Description
Madame Flora is terrified when she perceives a supernatural presence during one of her fraudulent séances...
For the first time in the medium of the motion picture comes the full power of music and drama!
1951-09-04
N/A
84 min
Madame Flora is terrified when she perceives a supernatural presence during one of her fraudulent séances...
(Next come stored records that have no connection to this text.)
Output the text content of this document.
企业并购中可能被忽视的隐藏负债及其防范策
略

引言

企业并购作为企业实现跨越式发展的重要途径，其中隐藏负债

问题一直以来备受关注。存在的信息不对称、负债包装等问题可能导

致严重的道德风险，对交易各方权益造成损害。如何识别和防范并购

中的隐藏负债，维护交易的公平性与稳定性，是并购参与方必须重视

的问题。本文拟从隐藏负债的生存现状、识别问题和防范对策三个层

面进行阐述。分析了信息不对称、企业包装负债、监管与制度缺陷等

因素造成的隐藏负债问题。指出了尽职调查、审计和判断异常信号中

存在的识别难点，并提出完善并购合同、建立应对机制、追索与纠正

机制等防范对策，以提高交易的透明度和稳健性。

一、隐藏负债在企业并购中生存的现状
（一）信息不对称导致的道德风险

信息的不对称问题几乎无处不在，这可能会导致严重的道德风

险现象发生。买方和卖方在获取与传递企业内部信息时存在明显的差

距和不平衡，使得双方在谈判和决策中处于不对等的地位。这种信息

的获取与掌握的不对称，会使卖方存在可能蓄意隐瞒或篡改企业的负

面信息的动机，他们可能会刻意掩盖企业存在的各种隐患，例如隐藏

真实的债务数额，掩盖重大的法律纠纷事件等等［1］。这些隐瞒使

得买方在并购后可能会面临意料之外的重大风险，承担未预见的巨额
I’d never heard of Marie Powers before watching this curious hybrid of a film, but she definitely earned her fee here as she offers a compelling operatic performance as the slightly crooked medium “Madame Flora” who has been fleecing the gullible quite successfully for quite a while before, well a bit like Noël Coward’s “Madame Arcati”, she happens on the real thing and it’s a malevolent and mischievous entity determined to cause it’s own brand of intense havoc and induce quite a degree of introspection and even guilt from our now slightly freaked out conduit to the spirit world. It’s that intensity that Gian Carlo Menotti has managed to capture impressively here coupled with a little comedy and some powerful arias from an entertaining, if a little contrived, libretto that I think would present well on a grand theatrical stage. As to cinema? Well on that front this falls down a bit. The quality of the film-making is frankly rather poor and Menotti doesn’t really seem to appreciate the opportunities and limitations of celluloid when it comes to telling his story. The dim and dingy lighting works well for a while but soon becomes a little too dreary - as if it were filmed in a cave, and the quality of the audio which is so crucial to the storytelling here renders it quite hard to follow at times, especially if you are not a native Italian speaker. That said, it is innovative and the score can hit the heights of the rousing and stimulating powerfully so it it’s worth a watch, but you might have to be patient with it.